Changes to the proposal "will be based on significant public input," Walker said
The upcoming Monday, Dec. 10 is not a vote on a final plan, but a vote to get the process going. It will include the first read of the draft proposed organization and draft list of decommissioned schools.
Then:
Dec.11: E-mail opens for public comment until Jan. 16, 2013: proposed-org@fc.dekalb.k12.ga.us
There will be five public meetings/public hearings on the matter:
Jan. 8: McNair High School
Jan.10: Miller Grove High School
Jan. 15: Tucker High School
Jan. 16: Dunwoody High School
Jan.17: AIC
Voting:
Jan.23: The board will vote to approve the draft proposed school organization in begin the review process with the state.
Atkinson explained that the five-year school organization proposal should have occurred more than a year ago, but because of the organization's leadership transition, the board was allowed more time to work on it.

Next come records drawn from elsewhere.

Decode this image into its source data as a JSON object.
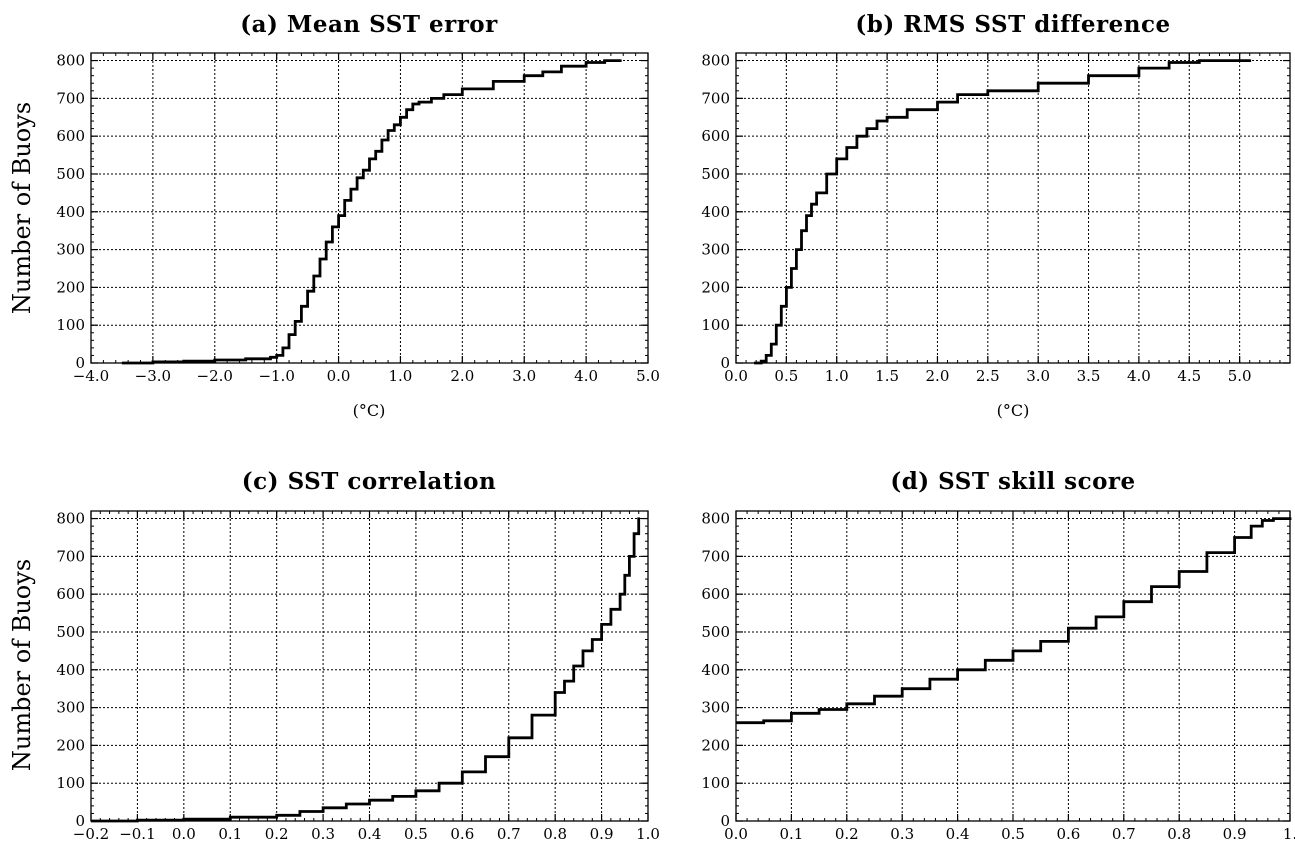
{
  "figure": {
    "y_axis_label": "Number of Buoys",
    "unit_label": "(°C)"
  },
  "chart_data": [
    {
      "type": "line",
      "title": "(a) Mean SST error",
      "xlabel": "(°C)",
      "ylabel": "Number of Buoys",
      "xlim": [
        -4.0,
        5.0
      ],
      "ylim": [
        0,
        820
      ],
      "x_ticks": [
        "−4.0",
        "−3.0",
        "−2.0",
        "−1.0",
        "0.0",
        "1.0",
        "2.0",
        "3.0",
        "4.0",
        "5.0"
      ],
      "y_ticks": [
        "0",
        "100",
        "200",
        "300",
        "400",
        "500",
        "600",
        "700",
        "800"
      ],
      "grid": true,
      "step": true,
      "series": [
        {
          "x": [
            -3.5,
            -3.0,
            -2.5,
            -2.0,
            -1.5,
            -1.1,
            -1.0,
            -0.9,
            -0.8,
            -0.7,
            -0.6,
            -0.5,
            -0.4,
            -0.3,
            -0.2,
            -0.1,
            0.0,
            0.1,
            0.2,
            0.3,
            0.4,
            0.5,
            0.6,
            0.7,
            0.8,
            0.9,
            1.0,
            1.1,
            1.2,
            1.3,
            1.5,
            1.7,
            2.0,
            2.5,
            3.0,
            3.3,
            3.6,
            4.0,
            4.3,
            4.55
          ],
          "y": [
            0,
            3,
            5,
            8,
            11,
            15,
            20,
            40,
            75,
            110,
            150,
            190,
            230,
            275,
            320,
            360,
            390,
            430,
            460,
            490,
            510,
            540,
            560,
            590,
            615,
            630,
            650,
            670,
            685,
            690,
            700,
            710,
            725,
            745,
            760,
            770,
            785,
            795,
            800,
            803
          ]
        }
      ]
    },
    {
      "type": "line",
      "title": "(b) RMS SST difference",
      "xlabel": "(°C)",
      "ylabel": "",
      "xlim": [
        0.0,
        5.5
      ],
      "ylim": [
        0,
        820
      ],
      "x_ticks": [
        "0.0",
        "0.5",
        "1.0",
        "1.5",
        "2.0",
        "2.5",
        "3.0",
        "3.5",
        "4.0",
        "4.5",
        "5.0"
      ],
      "y_ticks": [
        "0",
        "100",
        "200",
        "300",
        "400",
        "500",
        "600",
        "700",
        "800"
      ],
      "grid": true,
      "step": true,
      "series": [
        {
          "x": [
            0.18,
            0.25,
            0.3,
            0.35,
            0.4,
            0.45,
            0.5,
            0.55,
            0.6,
            0.65,
            0.7,
            0.75,
            0.8,
            0.9,
            1.0,
            1.1,
            1.2,
            1.3,
            1.4,
            1.5,
            1.7,
            2.0,
            2.2,
            2.5,
            3.0,
            3.5,
            4.0,
            4.3,
            4.6,
            5.1
          ],
          "y": [
            0,
            5,
            20,
            50,
            100,
            150,
            200,
            250,
            300,
            350,
            390,
            420,
            450,
            500,
            540,
            570,
            600,
            620,
            640,
            650,
            670,
            690,
            710,
            720,
            740,
            760,
            780,
            795,
            800,
            803
          ]
        }
      ]
    },
    {
      "type": "line",
      "title": "(c) SST correlation",
      "xlabel": "",
      "ylabel": "Number of Buoys",
      "xlim": [
        -0.2,
        1.0
      ],
      "ylim": [
        0,
        820
      ],
      "x_ticks": [
        "−0.2",
        "−0.1",
        "0.0",
        "0.1",
        "0.2",
        "0.3",
        "0.4",
        "0.5",
        "0.6",
        "0.7",
        "0.8",
        "0.9",
        "1.0"
      ],
      "y_ticks": [
        "0",
        "100",
        "200",
        "300",
        "400",
        "500",
        "600",
        "700",
        "800"
      ],
      "grid": true,
      "step": true,
      "series": [
        {
          "x": [
            -0.2,
            -0.1,
            0.0,
            0.1,
            0.2,
            0.25,
            0.3,
            0.35,
            0.4,
            0.45,
            0.5,
            0.55,
            0.6,
            0.65,
            0.7,
            0.75,
            0.8,
            0.82,
            0.84,
            0.86,
            0.88,
            0.9,
            0.92,
            0.94,
            0.95,
            0.96,
            0.97,
            0.98
          ],
          "y": [
            0,
            2,
            5,
            10,
            15,
            25,
            35,
            45,
            55,
            65,
            80,
            100,
            130,
            170,
            220,
            280,
            340,
            370,
            410,
            450,
            480,
            520,
            560,
            600,
            650,
            700,
            760,
            803
          ]
        }
      ]
    },
    {
      "type": "line",
      "title": "(d) SST skill score",
      "xlabel": "",
      "ylabel": "",
      "xlim": [
        0.0,
        1.0
      ],
      "ylim": [
        0,
        820
      ],
      "x_ticks": [
        "0.0",
        "0.1",
        "0.2",
        "0.3",
        "0.4",
        "0.5",
        "0.6",
        "0.7",
        "0.8",
        "0.9",
        "1."
      ],
      "y_ticks": [
        "0",
        "100",
        "200",
        "300",
        "400",
        "500",
        "600",
        "700",
        "800"
      ],
      "grid": true,
      "step": true,
      "series": [
        {
          "x": [
            0.0,
            0.05,
            0.1,
            0.15,
            0.2,
            0.25,
            0.3,
            0.35,
            0.4,
            0.45,
            0.5,
            0.55,
            0.6,
            0.65,
            0.7,
            0.75,
            0.8,
            0.85,
            0.9,
            0.93,
            0.95,
            0.97,
            1.0
          ],
          "y": [
            260,
            265,
            285,
            295,
            310,
            330,
            350,
            375,
            400,
            425,
            450,
            475,
            510,
            540,
            580,
            620,
            660,
            710,
            750,
            780,
            795,
            800,
            803
          ]
        }
      ]
    }
  ]
}
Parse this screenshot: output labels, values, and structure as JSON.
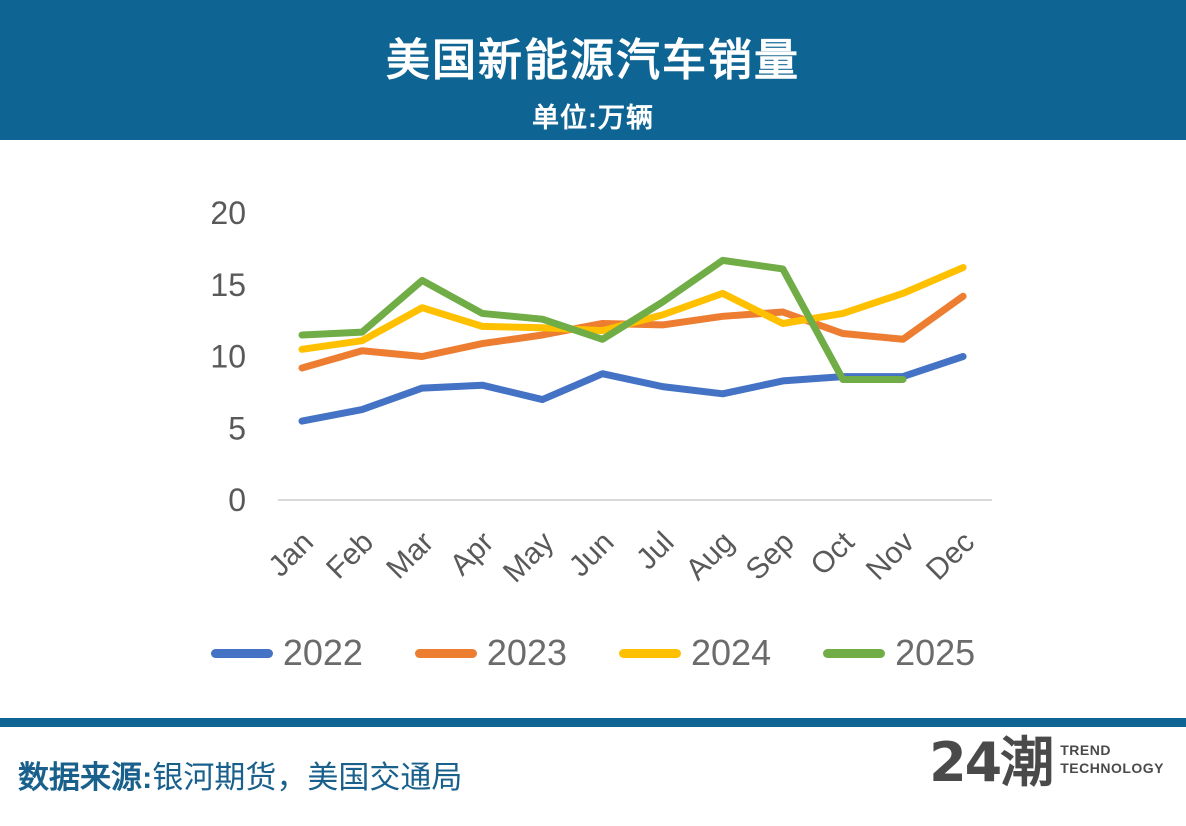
{
  "header": {
    "title": "美国新能源汽车销量",
    "subtitle": "单位:万辆",
    "background_color": "#0E6493",
    "text_color": "#FFFFFF"
  },
  "chart_data": {
    "type": "line",
    "title": "美国新能源汽车销量",
    "unit_label": "单位:万辆",
    "categories": [
      "Jan",
      "Feb",
      "Mar",
      "Apr",
      "May",
      "Jun",
      "Jul",
      "Aug",
      "Sep",
      "Oct",
      "Nov",
      "Dec"
    ],
    "yticks": [
      0,
      5,
      10,
      15,
      20
    ],
    "ylim": [
      0,
      20
    ],
    "grid": false,
    "legend_position": "bottom",
    "axis_text_color": "#595959",
    "axis_line_color": "#D9D9D9",
    "series": [
      {
        "name": "2022",
        "color": "#4472C4",
        "values": [
          5.5,
          6.3,
          7.8,
          8.0,
          7.0,
          8.8,
          7.9,
          7.4,
          8.3,
          8.6,
          8.6,
          10.0
        ]
      },
      {
        "name": "2023",
        "color": "#ED7D31",
        "values": [
          9.2,
          10.4,
          10.0,
          10.9,
          11.5,
          12.3,
          12.2,
          12.8,
          13.1,
          11.6,
          11.2,
          14.2
        ]
      },
      {
        "name": "2024",
        "color": "#FFC000",
        "values": [
          10.5,
          11.1,
          13.4,
          12.1,
          12.0,
          11.8,
          12.9,
          14.4,
          12.3,
          13.0,
          14.4,
          16.2
        ]
      },
      {
        "name": "2025",
        "color": "#70AD47",
        "values": [
          11.5,
          11.7,
          15.3,
          13.0,
          12.6,
          11.2,
          13.8,
          16.7,
          16.1,
          8.4,
          8.4,
          null
        ]
      }
    ]
  },
  "footer": {
    "source_label": "数据来源:",
    "source_text": "银河期货，美国交通局",
    "text_color": "#19618C",
    "divider_color": "#0E6493",
    "logo": {
      "mark": "24潮",
      "line1": "TREND",
      "line2": "TECHNOLOGY",
      "color": "#4A4A4A"
    }
  }
}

Atkinson was named superintendent in 2011.
Check back with Tucker Patch for updates.
Jimmy Bridges
10:26 am on Saturday, December 8, 2012
Why would we think that the school board would use OUR input as parents? They asked us to "vote" on the school calendar and we overwhelmingly voted to keep it the same.....but they did the opposite. The only way to get our input used is to educate ourselves on which of the board members voted in favor of parents' votes and replace the others. Don't kid yourselves, until we do that our input will have exactly zero effect.
Kathy Wiegand
2:49 pm on Saturday, December 8, 2012
Can someone enlighten me on what the reimbursements from state capital bond funds are? Is this requiring building projects? It seems a little silly to me to completely tear down a school (or MANY as this proposal suggests) and build a new one to add some seats. Are the structures that close to being condemned that they cannot just be added onto?